By: Nick Krewen Music, Published on Sun Aug 25 2013

http://www.thestar.com/entertainment/music/2013/08/25/selena_gomez_concert_review.html
Selena Gomez
2.5 stars
Air Canada Centre. Aug. 24, 2013
Seen, yet barely heard.
Selena Gomez may have ditched her old faceless band The Scene for a groovier, more dance-friendly vibe, but at her appearance Saturday at the Air Canada Centre it didn’t really matter: her new instrumental backers drowned her out for a good portion of her 80-minute set.
Perhaps some of the estimated 11,000 fans who were situated towards the S-shaped ramped stage that extended about eight rows into the crowd heard the music more clearly. But for those of us on the sides, the 21-year-old Disney ingénue doesn’t possess a powerful enough voice to cut through the volume.
So right off the bat, after a thematic video sequence that found the charisma-free Gomez sleeping on a map of the stars and then entering a dream sequence in which she had to choose to walk through a number of white doors (no, none of them led to former — or is he still current? — squeeze Justin Bieber, in case you were wondering), she launched into “Bang Bang Bang” and “Round & Round” and her singing was muffled.
Not that it seemed to matter to her fans, who seemed evenly split between 6-year-old girls engaged in hero worship, tween-aged girls who’ve followed the Texas-born Gomez since her TV show days of Wizards of Waverly Place, and well-intentioned parents chaperoning the first two age groups.
They knew all the songs and mouthed the words as a midriff-baring Gomez, dressed something like an haute-couture genie, danced, jumped and gyrated her way through the evening, accompanied by a troupe of eight.
Sometimes the routines were unintentionally hilarious.
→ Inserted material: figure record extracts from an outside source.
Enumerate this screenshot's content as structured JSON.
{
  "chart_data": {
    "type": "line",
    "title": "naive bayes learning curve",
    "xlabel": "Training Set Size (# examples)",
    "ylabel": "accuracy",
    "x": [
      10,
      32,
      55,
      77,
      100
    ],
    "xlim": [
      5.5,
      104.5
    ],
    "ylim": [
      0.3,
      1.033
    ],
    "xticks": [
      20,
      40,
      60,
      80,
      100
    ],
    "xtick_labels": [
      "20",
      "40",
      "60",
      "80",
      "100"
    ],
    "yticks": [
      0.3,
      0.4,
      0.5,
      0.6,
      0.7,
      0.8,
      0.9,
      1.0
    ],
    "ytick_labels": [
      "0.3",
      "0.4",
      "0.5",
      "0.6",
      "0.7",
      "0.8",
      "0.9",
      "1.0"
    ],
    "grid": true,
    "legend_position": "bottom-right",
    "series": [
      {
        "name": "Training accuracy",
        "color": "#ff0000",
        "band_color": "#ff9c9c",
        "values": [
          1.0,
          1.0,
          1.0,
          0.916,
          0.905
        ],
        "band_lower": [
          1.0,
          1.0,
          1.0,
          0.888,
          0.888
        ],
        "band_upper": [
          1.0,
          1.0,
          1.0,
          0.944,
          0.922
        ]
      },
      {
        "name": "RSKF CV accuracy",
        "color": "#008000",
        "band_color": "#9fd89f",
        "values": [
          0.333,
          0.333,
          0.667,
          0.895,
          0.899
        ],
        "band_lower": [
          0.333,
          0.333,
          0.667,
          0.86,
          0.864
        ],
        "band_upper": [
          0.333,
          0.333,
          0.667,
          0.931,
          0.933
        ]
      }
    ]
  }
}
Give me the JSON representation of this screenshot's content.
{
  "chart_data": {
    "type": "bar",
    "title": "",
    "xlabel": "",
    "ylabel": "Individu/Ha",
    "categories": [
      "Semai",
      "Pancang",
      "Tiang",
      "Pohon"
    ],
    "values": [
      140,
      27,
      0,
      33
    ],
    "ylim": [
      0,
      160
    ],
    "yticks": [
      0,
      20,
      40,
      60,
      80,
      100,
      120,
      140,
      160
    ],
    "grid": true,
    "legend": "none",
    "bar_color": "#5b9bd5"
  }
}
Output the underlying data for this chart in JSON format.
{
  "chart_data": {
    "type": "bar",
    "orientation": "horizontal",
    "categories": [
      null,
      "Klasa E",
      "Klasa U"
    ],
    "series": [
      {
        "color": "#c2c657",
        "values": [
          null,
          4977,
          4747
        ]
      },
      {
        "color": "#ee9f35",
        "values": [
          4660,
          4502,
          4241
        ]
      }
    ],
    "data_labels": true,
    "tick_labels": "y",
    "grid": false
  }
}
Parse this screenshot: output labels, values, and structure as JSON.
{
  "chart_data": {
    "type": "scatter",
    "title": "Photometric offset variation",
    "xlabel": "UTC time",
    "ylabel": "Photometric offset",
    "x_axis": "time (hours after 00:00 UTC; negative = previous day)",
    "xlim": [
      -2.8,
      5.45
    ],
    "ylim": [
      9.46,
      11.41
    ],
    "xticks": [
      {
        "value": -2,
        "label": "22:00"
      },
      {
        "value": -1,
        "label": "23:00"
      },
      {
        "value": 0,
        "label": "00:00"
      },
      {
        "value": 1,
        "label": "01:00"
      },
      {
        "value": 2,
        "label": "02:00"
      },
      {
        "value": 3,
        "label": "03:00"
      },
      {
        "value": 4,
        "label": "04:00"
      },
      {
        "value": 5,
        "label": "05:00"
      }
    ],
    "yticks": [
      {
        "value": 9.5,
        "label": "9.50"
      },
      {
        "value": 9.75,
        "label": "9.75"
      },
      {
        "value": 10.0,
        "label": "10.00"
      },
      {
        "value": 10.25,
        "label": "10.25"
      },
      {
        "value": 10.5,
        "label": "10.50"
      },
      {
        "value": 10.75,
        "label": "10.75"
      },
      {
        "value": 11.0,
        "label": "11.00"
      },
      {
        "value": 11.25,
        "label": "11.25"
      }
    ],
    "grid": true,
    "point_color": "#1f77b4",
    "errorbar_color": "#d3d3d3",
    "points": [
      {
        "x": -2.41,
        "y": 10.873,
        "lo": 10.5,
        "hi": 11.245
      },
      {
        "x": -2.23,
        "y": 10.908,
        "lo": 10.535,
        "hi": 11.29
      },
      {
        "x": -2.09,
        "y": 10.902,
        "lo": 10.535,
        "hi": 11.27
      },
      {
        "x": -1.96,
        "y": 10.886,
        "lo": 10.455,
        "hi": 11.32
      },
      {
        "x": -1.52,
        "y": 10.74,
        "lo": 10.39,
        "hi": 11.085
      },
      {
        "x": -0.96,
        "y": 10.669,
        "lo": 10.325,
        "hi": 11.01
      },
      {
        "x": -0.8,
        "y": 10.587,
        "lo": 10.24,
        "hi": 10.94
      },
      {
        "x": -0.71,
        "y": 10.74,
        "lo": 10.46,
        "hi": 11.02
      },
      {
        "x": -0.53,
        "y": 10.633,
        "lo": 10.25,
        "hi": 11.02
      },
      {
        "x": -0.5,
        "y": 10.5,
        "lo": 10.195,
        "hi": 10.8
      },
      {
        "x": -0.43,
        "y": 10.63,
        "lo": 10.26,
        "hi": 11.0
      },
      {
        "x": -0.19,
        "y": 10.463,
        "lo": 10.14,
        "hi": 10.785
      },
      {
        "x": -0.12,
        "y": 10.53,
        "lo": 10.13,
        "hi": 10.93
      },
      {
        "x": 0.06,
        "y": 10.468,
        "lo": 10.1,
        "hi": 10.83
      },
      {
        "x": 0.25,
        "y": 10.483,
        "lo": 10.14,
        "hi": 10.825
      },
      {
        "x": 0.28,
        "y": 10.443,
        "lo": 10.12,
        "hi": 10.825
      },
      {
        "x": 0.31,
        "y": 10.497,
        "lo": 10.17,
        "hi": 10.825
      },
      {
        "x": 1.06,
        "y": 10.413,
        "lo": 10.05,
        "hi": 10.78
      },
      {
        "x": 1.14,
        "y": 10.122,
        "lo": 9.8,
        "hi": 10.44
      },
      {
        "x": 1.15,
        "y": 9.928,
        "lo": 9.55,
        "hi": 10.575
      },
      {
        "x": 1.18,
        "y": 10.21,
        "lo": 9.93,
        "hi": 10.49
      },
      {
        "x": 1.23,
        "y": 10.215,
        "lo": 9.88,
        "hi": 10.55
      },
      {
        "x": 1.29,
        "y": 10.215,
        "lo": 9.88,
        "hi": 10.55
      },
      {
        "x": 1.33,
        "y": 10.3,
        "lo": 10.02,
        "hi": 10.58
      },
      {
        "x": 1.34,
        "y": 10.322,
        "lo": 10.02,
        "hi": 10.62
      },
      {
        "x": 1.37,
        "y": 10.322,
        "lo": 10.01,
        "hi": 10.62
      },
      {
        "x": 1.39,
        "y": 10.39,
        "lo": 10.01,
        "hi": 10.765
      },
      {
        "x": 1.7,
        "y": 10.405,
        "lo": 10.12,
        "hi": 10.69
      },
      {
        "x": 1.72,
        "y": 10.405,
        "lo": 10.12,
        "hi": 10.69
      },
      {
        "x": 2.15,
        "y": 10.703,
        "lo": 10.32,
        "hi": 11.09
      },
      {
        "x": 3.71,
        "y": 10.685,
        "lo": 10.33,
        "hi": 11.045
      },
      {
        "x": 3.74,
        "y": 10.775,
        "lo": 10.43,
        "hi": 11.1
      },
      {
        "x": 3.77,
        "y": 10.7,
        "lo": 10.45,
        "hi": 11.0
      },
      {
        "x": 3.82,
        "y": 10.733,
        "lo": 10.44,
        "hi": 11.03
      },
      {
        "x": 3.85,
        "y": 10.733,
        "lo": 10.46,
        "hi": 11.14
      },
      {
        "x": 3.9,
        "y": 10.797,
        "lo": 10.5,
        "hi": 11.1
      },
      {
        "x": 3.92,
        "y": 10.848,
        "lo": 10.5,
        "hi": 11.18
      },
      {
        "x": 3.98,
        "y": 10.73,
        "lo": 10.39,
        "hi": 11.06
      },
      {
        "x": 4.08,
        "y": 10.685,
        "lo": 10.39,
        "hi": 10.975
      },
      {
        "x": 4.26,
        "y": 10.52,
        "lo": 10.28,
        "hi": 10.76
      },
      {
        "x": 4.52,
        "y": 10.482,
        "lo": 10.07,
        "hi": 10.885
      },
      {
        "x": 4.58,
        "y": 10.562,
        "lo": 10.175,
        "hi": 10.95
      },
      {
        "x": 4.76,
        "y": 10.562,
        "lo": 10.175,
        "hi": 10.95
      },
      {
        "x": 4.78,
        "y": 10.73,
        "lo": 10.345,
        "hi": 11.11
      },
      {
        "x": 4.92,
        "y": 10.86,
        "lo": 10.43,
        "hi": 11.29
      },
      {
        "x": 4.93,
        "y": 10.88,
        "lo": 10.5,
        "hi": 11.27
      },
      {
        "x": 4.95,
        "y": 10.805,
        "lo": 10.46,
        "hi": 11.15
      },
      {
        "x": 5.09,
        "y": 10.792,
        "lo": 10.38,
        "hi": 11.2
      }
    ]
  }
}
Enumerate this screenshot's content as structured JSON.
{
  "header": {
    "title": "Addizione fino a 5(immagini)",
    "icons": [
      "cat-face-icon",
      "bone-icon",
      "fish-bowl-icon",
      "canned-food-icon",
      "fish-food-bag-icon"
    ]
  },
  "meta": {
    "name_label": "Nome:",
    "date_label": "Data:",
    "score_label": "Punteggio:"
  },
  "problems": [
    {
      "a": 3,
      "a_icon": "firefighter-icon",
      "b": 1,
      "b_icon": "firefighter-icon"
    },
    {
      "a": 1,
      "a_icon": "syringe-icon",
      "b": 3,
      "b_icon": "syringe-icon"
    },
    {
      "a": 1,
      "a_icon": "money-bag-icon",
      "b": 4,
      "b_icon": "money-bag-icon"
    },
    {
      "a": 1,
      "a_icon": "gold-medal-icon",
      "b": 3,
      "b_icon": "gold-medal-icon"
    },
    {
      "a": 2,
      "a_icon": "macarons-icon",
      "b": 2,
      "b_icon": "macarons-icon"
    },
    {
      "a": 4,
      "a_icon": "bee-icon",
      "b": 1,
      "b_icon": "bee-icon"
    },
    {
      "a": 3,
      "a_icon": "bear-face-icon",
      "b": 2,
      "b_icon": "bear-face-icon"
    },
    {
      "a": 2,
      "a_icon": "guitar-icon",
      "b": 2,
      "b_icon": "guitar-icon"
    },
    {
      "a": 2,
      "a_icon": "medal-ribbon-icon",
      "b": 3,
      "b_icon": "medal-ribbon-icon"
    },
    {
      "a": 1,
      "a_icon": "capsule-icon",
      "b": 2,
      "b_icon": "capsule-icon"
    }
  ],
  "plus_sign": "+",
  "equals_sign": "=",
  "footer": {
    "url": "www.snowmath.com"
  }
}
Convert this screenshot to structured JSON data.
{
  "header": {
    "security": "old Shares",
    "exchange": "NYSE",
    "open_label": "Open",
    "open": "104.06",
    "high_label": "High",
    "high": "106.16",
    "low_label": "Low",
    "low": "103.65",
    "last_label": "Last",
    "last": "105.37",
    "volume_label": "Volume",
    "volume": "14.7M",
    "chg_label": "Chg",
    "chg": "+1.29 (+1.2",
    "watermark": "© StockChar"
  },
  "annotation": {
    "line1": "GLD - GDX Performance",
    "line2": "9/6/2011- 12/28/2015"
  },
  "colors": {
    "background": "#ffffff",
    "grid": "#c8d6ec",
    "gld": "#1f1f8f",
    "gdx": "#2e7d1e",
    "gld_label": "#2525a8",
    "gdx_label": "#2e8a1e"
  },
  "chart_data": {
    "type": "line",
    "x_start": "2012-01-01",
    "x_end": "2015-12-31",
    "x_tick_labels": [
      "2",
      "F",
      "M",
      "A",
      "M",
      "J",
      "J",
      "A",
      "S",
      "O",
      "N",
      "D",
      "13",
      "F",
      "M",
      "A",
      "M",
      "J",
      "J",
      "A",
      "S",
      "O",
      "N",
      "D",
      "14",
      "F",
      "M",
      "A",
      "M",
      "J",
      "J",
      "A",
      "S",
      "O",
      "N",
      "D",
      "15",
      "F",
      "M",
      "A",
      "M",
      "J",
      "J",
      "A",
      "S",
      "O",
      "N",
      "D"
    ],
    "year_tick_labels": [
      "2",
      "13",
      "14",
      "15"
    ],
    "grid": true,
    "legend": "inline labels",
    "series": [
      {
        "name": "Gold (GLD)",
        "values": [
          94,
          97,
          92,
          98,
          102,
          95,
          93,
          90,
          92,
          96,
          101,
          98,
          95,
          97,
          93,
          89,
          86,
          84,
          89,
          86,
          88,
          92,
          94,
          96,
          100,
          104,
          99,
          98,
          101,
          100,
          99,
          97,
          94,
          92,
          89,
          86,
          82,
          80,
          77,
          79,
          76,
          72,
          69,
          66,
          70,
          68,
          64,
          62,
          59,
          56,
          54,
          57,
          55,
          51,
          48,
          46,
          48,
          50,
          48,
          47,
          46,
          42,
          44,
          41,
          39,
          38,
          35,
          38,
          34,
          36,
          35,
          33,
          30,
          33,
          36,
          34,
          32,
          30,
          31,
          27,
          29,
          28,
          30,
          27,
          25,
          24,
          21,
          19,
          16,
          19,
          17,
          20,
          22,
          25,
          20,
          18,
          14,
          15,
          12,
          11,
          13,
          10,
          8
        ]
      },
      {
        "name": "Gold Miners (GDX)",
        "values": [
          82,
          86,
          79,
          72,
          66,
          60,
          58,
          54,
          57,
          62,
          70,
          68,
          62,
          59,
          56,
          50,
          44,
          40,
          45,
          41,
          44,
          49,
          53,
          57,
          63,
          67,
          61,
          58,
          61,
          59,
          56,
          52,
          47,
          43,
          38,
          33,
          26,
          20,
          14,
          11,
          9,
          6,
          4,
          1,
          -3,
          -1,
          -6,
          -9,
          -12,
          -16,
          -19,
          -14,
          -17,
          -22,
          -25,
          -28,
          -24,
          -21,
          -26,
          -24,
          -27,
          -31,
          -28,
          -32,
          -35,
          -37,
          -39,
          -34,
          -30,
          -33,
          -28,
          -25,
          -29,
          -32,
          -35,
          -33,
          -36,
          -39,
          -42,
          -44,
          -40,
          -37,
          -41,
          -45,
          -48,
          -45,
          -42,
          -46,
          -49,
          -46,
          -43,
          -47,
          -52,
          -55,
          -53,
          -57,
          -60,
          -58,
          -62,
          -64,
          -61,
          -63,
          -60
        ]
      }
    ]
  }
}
For example, during “Write Your Name,” Gomez’s eight hoofers grabbed pink wands and performed what could be interpreted as a crazy aircraft marshalling dance before collectively using the wands to visually piece together a heart. One could imagine the calamity that would ensue if they were on an actual tarmac directing planes.
As for Gomez’s sound, it was only about halfway in — during a couple of acoustic renderings of “Love Will Remember,” and “Dream/Royals” — that the band toned down enough for her singing to shine through.
Personally, I’m still not sure what the fuss is all about. Gomez isn’t a particularly distinctive singer, and tunes like “Love You like A Love Song” or “Whiplash” are as homogenous as they come. Gomez’s concert Stars Dance presentation — a set featuring a giant staircase, aping this year’s earlier Taylor Swift tour, plus a handful of costume changes, video and choreography — was passable but would only be impressionable for the younger worshippers who had perhaps never attended a concert before.
But Canada has always been kind and supportive to Gomez, attracted perhaps by her genuine earthiness. As well, the messages she imparts — believe in yourself, don’t change for anyone, trust your own decisions — are worthy of any role model wishing to make a good impression.
They’ve bought her records, attended her concerts and — now that she’s declared a moratorium on albums while she concentrates on the silver screen for a while — will probably go to see her movies.
So maybe Stars Dance was the warm-up to more unique musical promise down the road, although one shouldn’t hold one’s breath.
At the very least, this final concert hurrah for a while should give Selena Gomez fans a chance to mature and slide into sync with a woman who clearly wants to move into a more adult arena in terms of image and content — as well as give time for the sound guy to iron out all the kinks.